Questo in fondo ce lo aspettavamo da un copertoncino con queste caratteristiche; così come è evidente che una copertura con queste prerogative non può certo aver la morbidezza di una copertura di livello premium destinata alle competizioni. Su quest’ultima non solo i presidi antiforatura e i sistemi di irrobustimento sono di meno, ma soprattutto la quantità di mescola impiegata è inferiore, al fine di contenere il peso. Questo ti permette di apprezzare meglio l’eventuale morbidezza dell’intreccio che realizza la carcassa.

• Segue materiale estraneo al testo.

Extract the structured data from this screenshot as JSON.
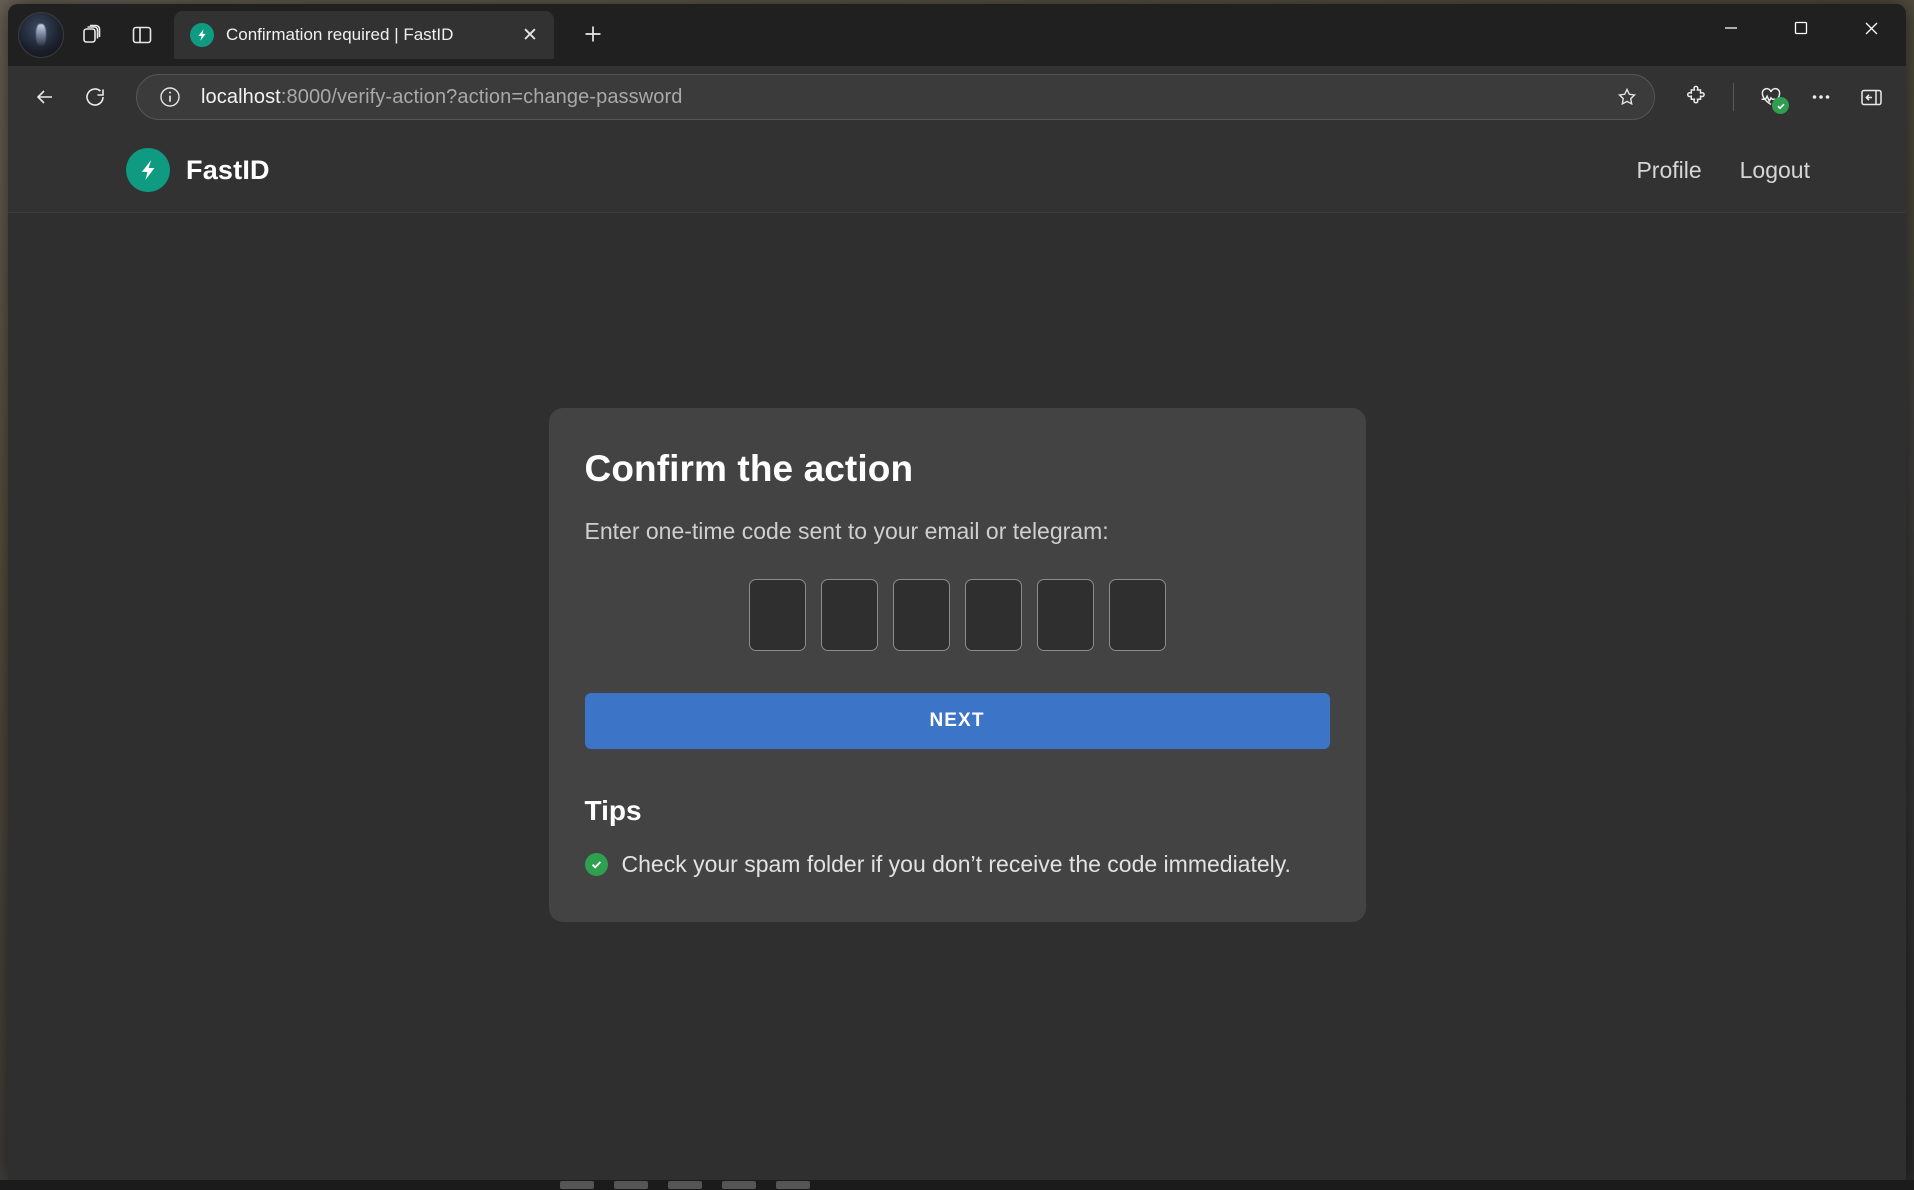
{
  "browser": {
    "window_controls": {
      "minimize": "—",
      "maximize": "☐",
      "close": "✕"
    },
    "tab": {
      "title": "Confirmation required | FastID",
      "favicon_name": "fastid-bolt-icon",
      "close_label": "✕"
    },
    "new_tab_label": "+",
    "toolbar": {
      "back_label": "Back",
      "reload_label": "Reload",
      "site_info_label": "View site information",
      "url_host": "localhost",
      "url_rest": ":8000/verify-action?action=change-password",
      "favorite_label": "Add this page to favorites",
      "extensions_label": "Extensions",
      "browser_essentials_label": "Browser essentials",
      "settings_label": "Settings and more",
      "sidebar_label": "Split screen"
    },
    "profile_avatar_label": "Profile"
  },
  "site": {
    "brand": {
      "name": "FastID",
      "logo_name": "fastid-bolt-icon",
      "accent": "#0f9b82"
    },
    "nav": [
      {
        "label": "Profile",
        "name": "nav-link-profile"
      },
      {
        "label": "Logout",
        "name": "nav-link-logout"
      }
    ]
  },
  "main": {
    "title": "Confirm the action",
    "subtitle": "Enter one-time code sent to your email or telegram:",
    "otp": {
      "length": 6,
      "digits": [
        "",
        "",
        "",
        "",
        "",
        ""
      ],
      "placeholder": ""
    },
    "submit_label": "NEXT",
    "submit_color": "#3c74c8",
    "tips": {
      "heading": "Tips",
      "items": [
        {
          "icon_name": "check-circle-icon",
          "icon_color": "#2fa04f",
          "text": "Check your spam folder if you don’t receive the code immediately."
        }
      ]
    }
  },
  "colors": {
    "page_bg": "#2f2f2f",
    "card_bg": "#434343",
    "header_bg": "#323232",
    "chrome_bg": "#202020"
  }
}
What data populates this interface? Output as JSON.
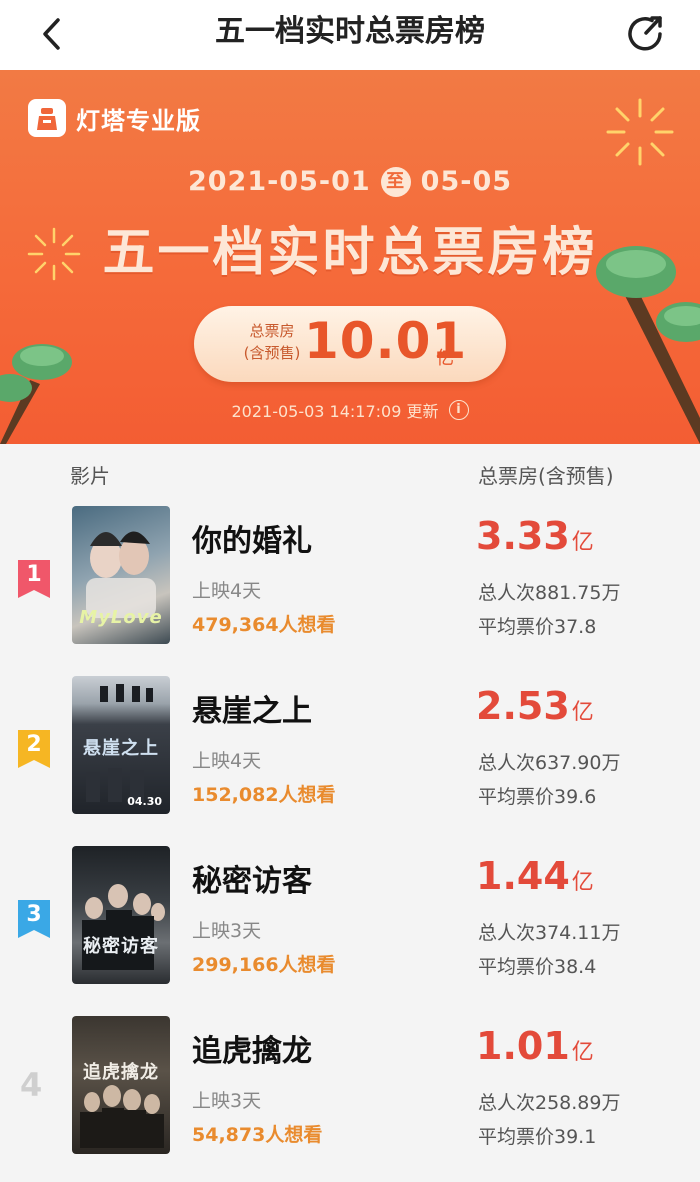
{
  "nav": {
    "title": "五一档实时总票房榜"
  },
  "banner": {
    "brand": "灯塔专业版",
    "date_start": "2021-05-01",
    "date_sep": "至",
    "date_end": "05-05",
    "title": "五一档实时总票房榜",
    "total_label_line1": "总票房",
    "total_label_line2": "(含预售)",
    "total_value": "10.01",
    "total_unit": "亿",
    "update_time": "2021-05-03 14:17:09 更新",
    "info_glyph": "i"
  },
  "table": {
    "col_film": "影片",
    "col_box": "总票房(含预售)"
  },
  "films": [
    {
      "rank": "1",
      "title": "你的婚礼",
      "days": "上映4天",
      "want": "479,364人想看",
      "box": "3.33",
      "box_unit": "亿",
      "viewers": "总人次881.75万",
      "avg_price": "平均票价37.8",
      "poster_caption": "MyLove",
      "rank_color": "#f0576a"
    },
    {
      "rank": "2",
      "title": "悬崖之上",
      "days": "上映4天",
      "want": "152,082人想看",
      "box": "2.53",
      "box_unit": "亿",
      "viewers": "总人次637.90万",
      "avg_price": "平均票价39.6",
      "poster_caption": "悬崖之上",
      "poster_date": "04.30",
      "rank_color": "#f6b623"
    },
    {
      "rank": "3",
      "title": "秘密访客",
      "days": "上映3天",
      "want": "299,166人想看",
      "box": "1.44",
      "box_unit": "亿",
      "viewers": "总人次374.11万",
      "avg_price": "平均票价38.4",
      "poster_caption": "秘密访客",
      "rank_color": "#3aa8e6"
    },
    {
      "rank": "4",
      "title": "追虎擒龙",
      "days": "上映3天",
      "want": "54,873人想看",
      "box": "1.01",
      "box_unit": "亿",
      "viewers": "总人次258.89万",
      "avg_price": "平均票价39.1",
      "poster_caption": "追虎擒龙"
    }
  ]
}
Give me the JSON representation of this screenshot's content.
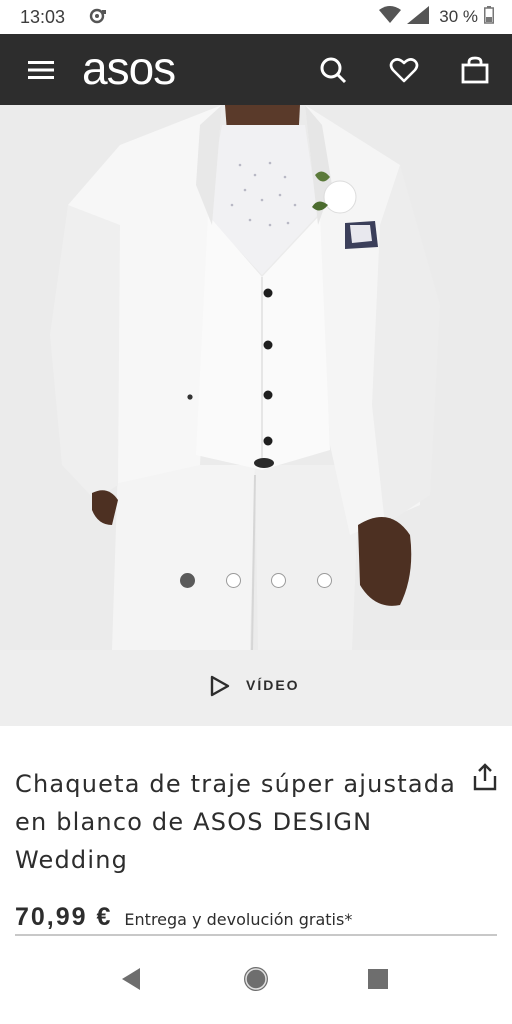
{
  "status_bar": {
    "time": "13:03",
    "battery": "30 %",
    "icons": [
      "notification-icon",
      "wifi-icon",
      "signal-icon",
      "battery-icon"
    ]
  },
  "app_bar": {
    "logo": "asos",
    "icons": [
      "menu-icon",
      "search-icon",
      "heart-icon",
      "bag-icon"
    ]
  },
  "gallery": {
    "image": "product-photo",
    "dots_count": 4,
    "active_index": 0
  },
  "video": {
    "label": "VÍDEO",
    "icon": "play-icon"
  },
  "product": {
    "title": "Chaqueta de traje súper ajustada en blanco de ASOS DESIGN Wedding",
    "price": "70,99 €",
    "delivery": "Entrega y devolución gratis*",
    "share_icon": "share-icon"
  },
  "nav_bar": {
    "icons": [
      "back-icon",
      "home-icon",
      "recents-icon"
    ]
  },
  "colors": {
    "header_bg": "#2d2d2d",
    "text": "#2d2d2d",
    "video_bg": "#eeeeee"
  }
}
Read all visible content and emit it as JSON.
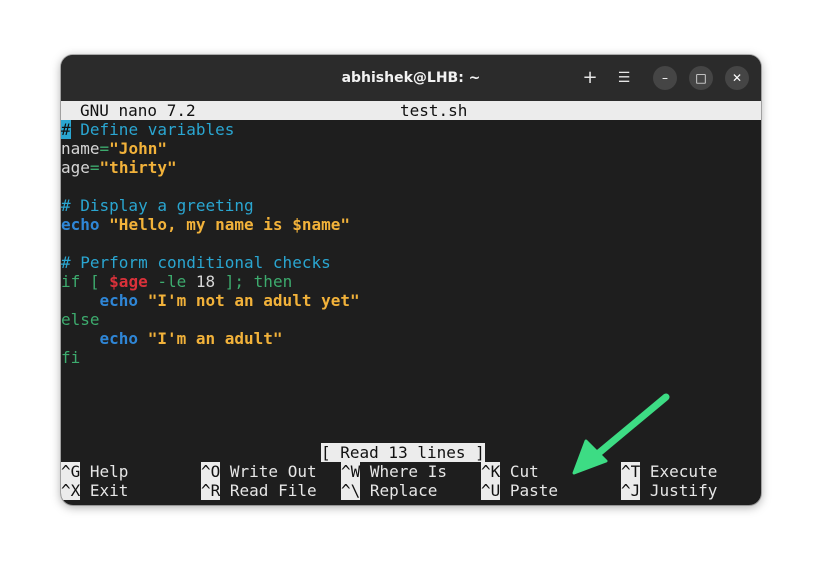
{
  "window": {
    "title": "abhishek@LHB: ~"
  },
  "titlebar_buttons": {
    "new_tab": "+",
    "menu": "☰",
    "minimize": "–",
    "maximize": "□",
    "close": "✕"
  },
  "nano": {
    "version": "GNU nano 7.2",
    "filename": "test.sh",
    "status": "[ Read 13 lines ]"
  },
  "code": {
    "l1_hash": "#",
    "l1_comment": " Define variables",
    "l2_var": "name",
    "l2_eq": "=",
    "l2_val": "\"John\"",
    "l3_var": "age",
    "l3_eq": "=",
    "l3_val": "\"thirty\"",
    "l5_comment": "# Display a greeting",
    "l6_echo": "echo",
    "l6_str": "\"Hello, my name is $name\"",
    "l8_comment": "# Perform conditional checks",
    "l9_if": "if [ ",
    "l9_var": "$age",
    "l9_op": " -le ",
    "l9_num": "18",
    "l9_rest": " ]; then",
    "l10_indent": "    ",
    "l10_echo": "echo",
    "l10_str": " \"I'm not an adult yet\"",
    "l11_else": "else",
    "l12_indent": "    ",
    "l12_echo": "echo",
    "l12_str": " \"I'm an adult\"",
    "l13_fi": "fi"
  },
  "shortcuts": [
    {
      "key": "^G",
      "label": " Help"
    },
    {
      "key": "^O",
      "label": " Write Out"
    },
    {
      "key": "^W",
      "label": " Where Is"
    },
    {
      "key": "^K",
      "label": " Cut"
    },
    {
      "key": "^T",
      "label": " Execute"
    },
    {
      "key": "^X",
      "label": " Exit"
    },
    {
      "key": "^R",
      "label": " Read File"
    },
    {
      "key": "^\\",
      "label": " Replace"
    },
    {
      "key": "^U",
      "label": " Paste"
    },
    {
      "key": "^J",
      "label": " Justify"
    }
  ],
  "colors": {
    "comment": "#2aa6d1",
    "string": "#f2b23a",
    "keyword": "#2f86d6",
    "variable": "#d9313a",
    "builtin": "#3dab6e",
    "annotation_arrow": "#3ddc84"
  },
  "icons": {
    "annotation": "arrow-icon"
  }
}
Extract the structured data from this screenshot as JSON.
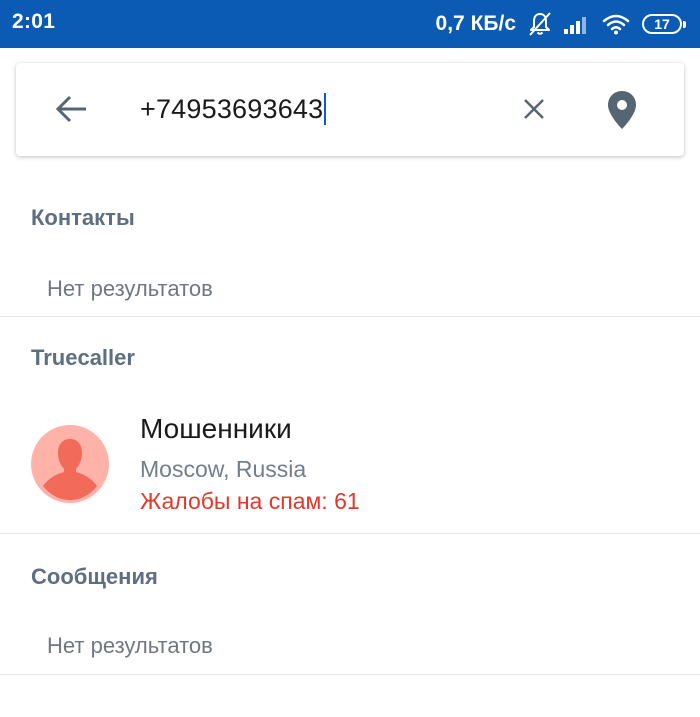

La protezione SmartGuard, realizzata in gomma speciale altamente elastica, ha uno spessore di circa 5 millimetri.

È vero anche che, a pressioni di esercizio relativamente basse il livello di morbidezza percepito è stato comunque buono.

Mescola collaudata

Passando alla mescola: quella dello One Plus è la collaudata Addix, a suo agio indifferentemente sia su fondi asciutti che bagnati.

La mescola è tra l’altro corredata dalla medesima scolpitura direzionale che Schwalbe adotta sulle sua coperture race di altissima gamma.

Conclusioni

La prova in questo fine autunno ha dunque dimostrato che una copertura come la One Plus può avere anche un’ottima valenza come copertura “invernale” per un ciclismo su strada di livello evoluto, perché no montata su biciclette il cui livello qualitativo meriterebbe una gommatura di fascia economicamente superiore (e per certi versi anche tubeless).

One Plus – e in particolare questa con sezione 28 millimetri – ha infatti tutte le qualità che fanno al caso di una robusta e versatile copertura da allenamento per il ciclista evoluto, perché no, magari anche per gommare un secondo set di ruote per il training quotidiano, che potrebbero appunto essere native per copertoncino.

Perché è chiaro che nel periodo invernale i pregi in robustezza, durevolezza, e resistenza alle forature di questa nuova gomma superano di gran lunga il deficit che una gommatura di questo tipo produce sul fronte del peso generale delle ruote di una eventuale bicicletta “top”.

One Plus: versioni disponibili. E prezzi

Per tanti, per tutto l’anno

Ovviamente, oltre ad adattarsi all’allenamento invernale del ciclista evoluto, lo One Plus si pone come copertura ad ampio spettro, destinata ad un pubblico potenziale amplissimo, quanto meno grazie al prezzo competitivo al quale è proposta. Si aggiungono poi le numerose sezioni versioni con cui lo One Plus proposto, versioni che strizzano l’occhio agli utenti del commuting, ai cicloturisti o in genere a chi cerca una copertura destinata a durare a lungo; e in queste fattispecie ad essere adatta non solo l’inverno, ma 365 giorni l’anno.